# Finding the electric field of a charged rod

1. Jan 10, 2014

### Ascendant78

1. The problem statement, all variables and given/known data

2. Relevant equations

See above

3. The attempt at a solution

I messed with this for hours. I also searched all over the web and can't find anything that is similar. None of the problems I could find gave a value, they just gave lambda. Anyway, I have no idea what I'm doing wrong here. Any help would be greatly appreciated.

2. Jan 10, 2014

### consciousness

Your method is correct but the units are not written. Note that the units of charge density given are pC not C.

1pC=10-12C

3. Jan 10, 2014

### ehild

The linear charge density is λ=-3.5 pC/m. What do you think pC means?

Plug in the value of the constant k, to get the final result. What is k?

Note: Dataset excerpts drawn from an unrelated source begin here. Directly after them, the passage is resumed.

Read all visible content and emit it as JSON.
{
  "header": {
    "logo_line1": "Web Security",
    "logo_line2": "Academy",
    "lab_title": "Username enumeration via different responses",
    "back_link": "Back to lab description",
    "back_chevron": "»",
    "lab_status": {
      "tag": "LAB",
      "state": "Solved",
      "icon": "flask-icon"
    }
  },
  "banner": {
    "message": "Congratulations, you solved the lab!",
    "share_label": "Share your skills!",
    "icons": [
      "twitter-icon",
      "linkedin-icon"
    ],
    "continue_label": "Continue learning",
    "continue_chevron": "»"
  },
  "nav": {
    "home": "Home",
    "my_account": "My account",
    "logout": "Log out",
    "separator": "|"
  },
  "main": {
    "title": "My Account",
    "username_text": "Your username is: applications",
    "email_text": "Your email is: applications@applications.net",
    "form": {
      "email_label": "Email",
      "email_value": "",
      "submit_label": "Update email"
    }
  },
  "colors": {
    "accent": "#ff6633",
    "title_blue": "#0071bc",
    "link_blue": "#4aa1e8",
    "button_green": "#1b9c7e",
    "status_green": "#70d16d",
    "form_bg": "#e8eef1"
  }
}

You need to the include the units in the final result.

ehild

4. Jan 10, 2014

### Ascendant78

Wow, thank you. I had no idea, nor did our professor ever bother to bring that up when he assigned this homework. I actually though it may have been a ρ symbolizing the density. It threw me off because I couldn't find any similar problem that defined λ.

I really appreciate the feedback. I made the adjustment and my answer checks out. I know I had my sign wrong (went from the point to dx instead of dx to the point for r), but I wasn't so much worried about that as I was figuring out what I was doing wrong.

5. Jan 10, 2014

### ehild

According to the vectorial form of the Coulomb force , the electric field at a point x on the x axis, produced by a charge Q at x=X0 is

$$F=k\frac{Q}{|x-X_0|^2} \frac{x-X_0}{|x-X_0|}$$
So you have to measure the distance from the charge to the point, you did it well, but you have too multiply kdq/(x-0.1)2 with the sign of x-0.1. It is negative: you missed a - sign.

YOu need to be familiar with the prefixes of SI units : http://www.physics.nist.gov/cuu/Units/prefixes.html

ehild

6. Jan 11, 2014

### Ascendant78

Got it and thanks for the link to the prefixes too.